Yolsuzlukla Mücadele (2): Medya

Yolsuzlukla Mücadele (2): Medya

Yolsuzluk mücadelesine Pazar günü kaldığımız yerden devam edelim…

Yolsuzluğun en öz tanımı, kamu gücünün (maddi veya manevi) özel bir çıkar için suistimal edilmesidir.

Ancak takdir edersiniz ki, bürokrasiler gizlilik içerisinde çalışırken, yozlaşmanın ortaya çıkarılması da oldukça zor. Dolayısıyla yozlaşmış kamu görevlilerinin araştırılması ve tespiti için denetimin önemi büyük. Medya da şüphesiz en önemli denetim araçlarından biri.

Zira, medya, öncelikle yolsuzluğun varlığını duyurarak toplum tarafından bilinmesini sağlar. Böylece eleştirinin yolunu açarak, yolsuzluğa karşı bir kamuoyu oluşturur. Yolsuzluğun toplumsal etkileri, ancak ona karşı toplumsal kınama ve baskı ortamının oluşturulmasıyla bertaraf edilebilir ve ancak bu yolla, bireylerin yolsuzluğa bulaşmasını engelleyecek caydırıcılık yakalanabilir.

Pek tabii yapılan yolsuzluğa dikkat çekilmesiyle birlikte, soruşturmanın başlatılması, yolsuzluğa zemin oluşturan politika veya yasaların değiştirilmesi, ilgililerin istifaya zorlanması da yine medyanın yolsuzlukla mücadelede yaptığı katkılardandır.

Ama bugün Türkiye''de görüyoruz ki, yolsuzlukla mücadelenin başlıca araçlarından olan medyanın en çok susturulduğu alanlardan biri, yolsuzluk.

Medya ve yolsuzluk haberleri

Medya Araştırmaları Derneği''nin (MEDAR) sene başında yayınladığı Ekim 2020''de yürürlüğe giren 5651 Sayılı Yasanın etkilerinin araştırıldığı "Sosyal Medya Yasasının Basın Özgürlüğü Üzerindeki Etkileri İzleme Araştırması", medyada içerik kaldırma kararlarını da kapsayan raporunda dikkat çeken bulgulardan biri şuydu:

"İçerik kaldırma kararlarının 675''i ''yolsuzluk ve usulsüzlük'', 466''sı ise ''görevin kötüye kullanılması'' konusunda verildi."

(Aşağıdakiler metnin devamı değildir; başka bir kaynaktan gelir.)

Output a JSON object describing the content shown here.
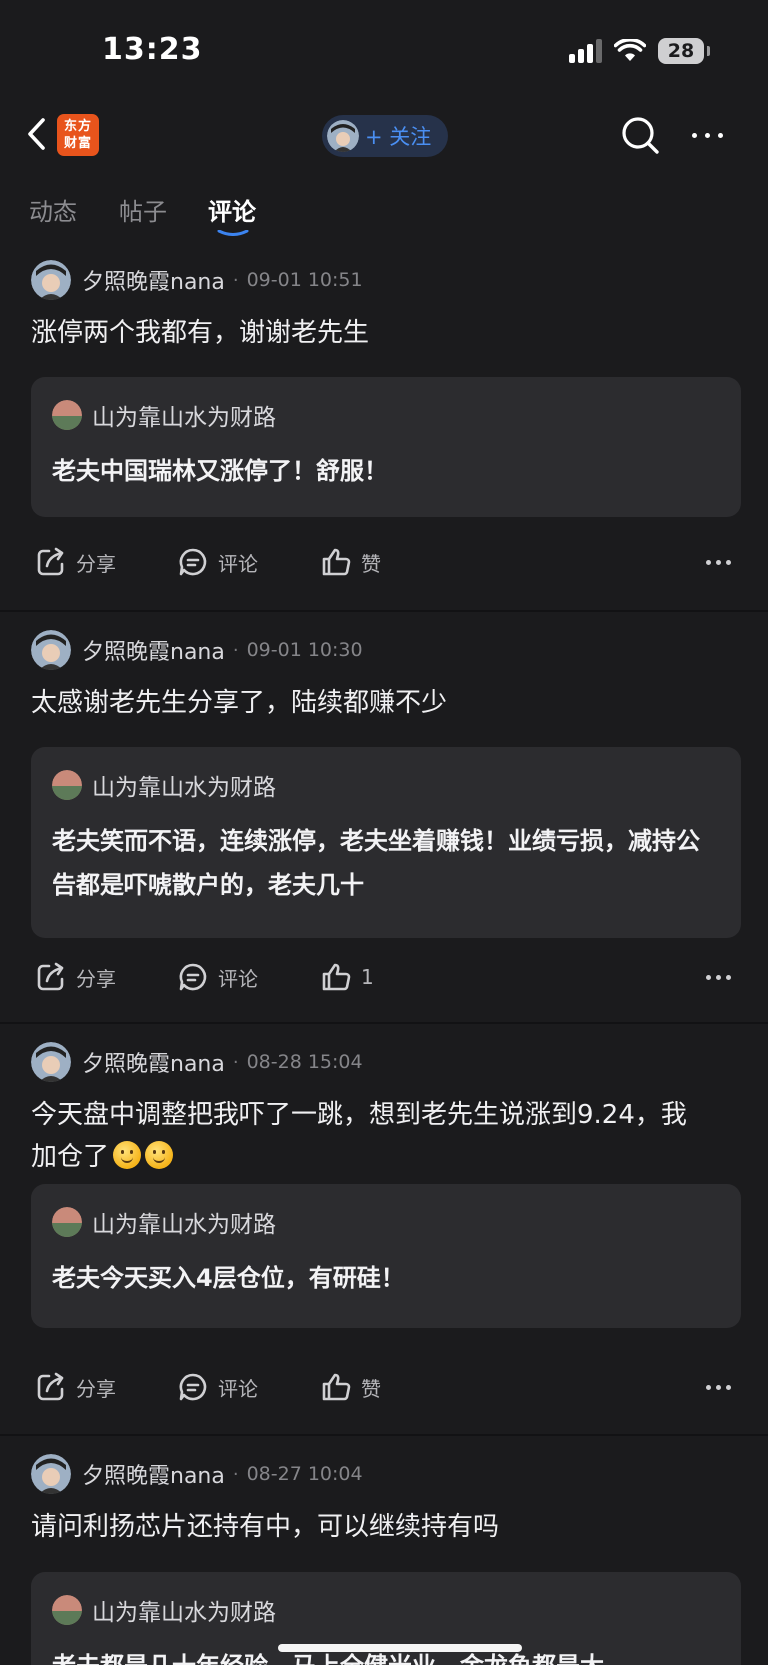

Ekim 2020 ile Ekim 2021 dönemini konu edinen araştırma, bu dönemde en az 1197 haber hakkında içerik kaldırma kararı verildiğini, 675 içerik kaldırma kararıyla da medyanın en çok sansüre uğradığı alanın yolsuzluk olduğunu ortaya koydu.

Susturulan medya ve denetimsizlik

Bugün Türkiye''nin geldiği noktada bir bakan, kendisine soru yönelten gazetecinin sorusunu cevaplamaya tenezzül etmek şöyle dursun, sorulan soruyu ve hatta soruyu yönelten gazeteciyi küçümseyici bir tavırla "canım benim" diyerek, gazetecinin çenesini okşayabilecek otoriter bir tutuma erişmiş; gazeteciler, iktidarın beğendiği (övgü dolu) soruları yöneltip eleştirmeden her yapılanı tasdik ettiğinde "gereğini yapan gazeteci" olarak görülür olmuştur.

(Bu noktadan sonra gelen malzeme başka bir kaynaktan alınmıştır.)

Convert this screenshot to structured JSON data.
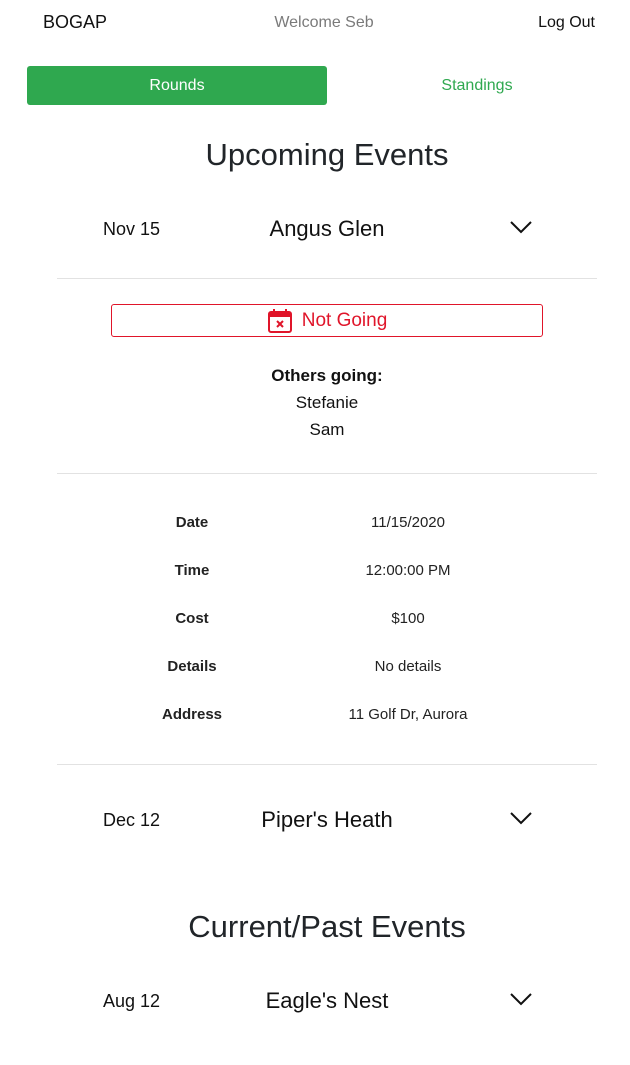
{
  "header": {
    "brand": "BOGAP",
    "welcome": "Welcome Seb",
    "logout": "Log Out"
  },
  "tabs": {
    "rounds": "Rounds",
    "standings": "Standings",
    "active": "Rounds"
  },
  "upcoming": {
    "title": "Upcoming Events",
    "events": [
      {
        "date": "Nov 15",
        "name": "Angus Glen",
        "expanded": true,
        "rsvp_label": "Not Going",
        "others_title": "Others going:",
        "others": [
          "Stefanie",
          "Sam"
        ],
        "details": [
          {
            "label": "Date",
            "value": "11/15/2020"
          },
          {
            "label": "Time",
            "value": "12:00:00 PM"
          },
          {
            "label": "Cost",
            "value": "$100"
          },
          {
            "label": "Details",
            "value": "No details"
          },
          {
            "label": "Address",
            "value": "11 Golf Dr, Aurora"
          }
        ]
      },
      {
        "date": "Dec 12",
        "name": "Piper's Heath",
        "expanded": false
      }
    ]
  },
  "past": {
    "title": "Current/Past Events",
    "events": [
      {
        "date": "Aug 12",
        "name": "Eagle's Nest",
        "expanded": false
      }
    ]
  },
  "icons": {
    "rsvp": "calendar-x-icon",
    "expand": "chevron-down-icon"
  },
  "colors": {
    "accent_green": "#2fa84f",
    "danger_red": "#e0152a"
  }
}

Oysa gazeteci, medyanın denetim işlevini yerine getirerek sorguladığında, eleştirdiğinde, halkın şikayet ve taleplerini dile getirdiğinde gereğini yapandır.

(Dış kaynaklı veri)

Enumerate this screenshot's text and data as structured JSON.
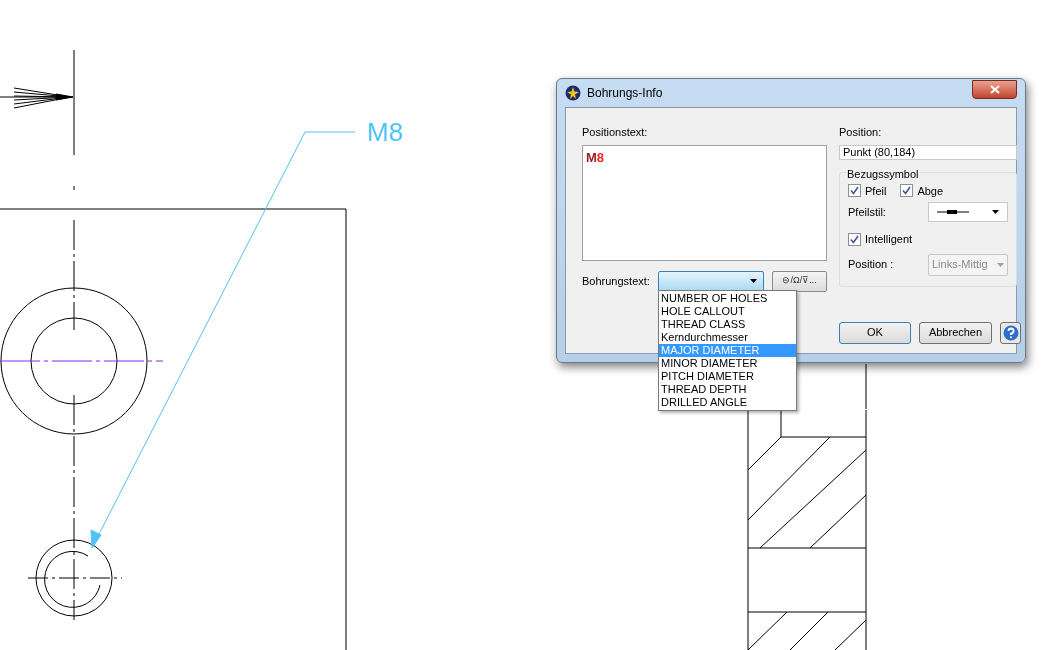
{
  "drawing": {
    "callout_label": "M8"
  },
  "dialog": {
    "title": "Bohrungs-Info",
    "position_text": {
      "label": "Positionstext:",
      "segments": [
        {
          "text": "M",
          "color": "#9b1c1c"
        },
        {
          "text": "8",
          "color": "#ff2020"
        }
      ]
    },
    "position": {
      "label": "Position:",
      "value": "Punkt (80,184)"
    },
    "reference_symbol": {
      "title": "Bezugssymbol",
      "checkboxes": [
        {
          "label": "Pfeil",
          "checked": true
        },
        {
          "label": "Abge",
          "checked": true
        }
      ],
      "arrow_style_label": "Pfeilstil:",
      "intelligent": {
        "label": "Intelligent",
        "checked": true
      },
      "position_label": "Position :",
      "position_value": "Links-Mittig",
      "position_disabled": true
    },
    "hole_text": {
      "label": "Bohrungstext:",
      "symbol_button": "⊖/Ω/⊽...",
      "open": true,
      "options": [
        {
          "label": "NUMBER OF HOLES",
          "selected": false
        },
        {
          "label": "HOLE CALLOUT",
          "selected": false
        },
        {
          "label": "THREAD CLASS",
          "selected": false
        },
        {
          "label": "Kerndurchmesser",
          "selected": false
        },
        {
          "label": "MAJOR DIAMETER",
          "selected": true
        },
        {
          "label": "MINOR DIAMETER",
          "selected": false
        },
        {
          "label": "PITCH DIAMETER",
          "selected": false
        },
        {
          "label": "THREAD DEPTH",
          "selected": false
        },
        {
          "label": "DRILLED ANGLE",
          "selected": false
        }
      ]
    },
    "buttons": [
      "OK",
      "Abbrechen"
    ]
  }
}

Bu açıdan, bir yanda yolsuzlukla mücadele edeceğiz derken, diğer yanda bu mücadelede en çok ihtiyaç duyulan araç olan medyanın daha da sansürlenmeye çalışılması çelişmektedir.

Yapılan yolsuzluğun ortaya çıkarılmasından duyulan rahatsızlık ve bu yolsuzlukları duyuran haberlerin kaldırılması, yolsuzluğun artma hızını pekiştirmektedir.

Ancak unutmayalım, yolsuzluğun varlığı kadar tehlikeli bir şey daha varsa, o da yolsuz eylem ve işlemlerin hasıraltı edilmesi ve cezasız kalmasıdır.

Medyaya uygulanan sansür yasası, Türkiye''de yolsuzlukların artmasına zemin oluşturacaktır.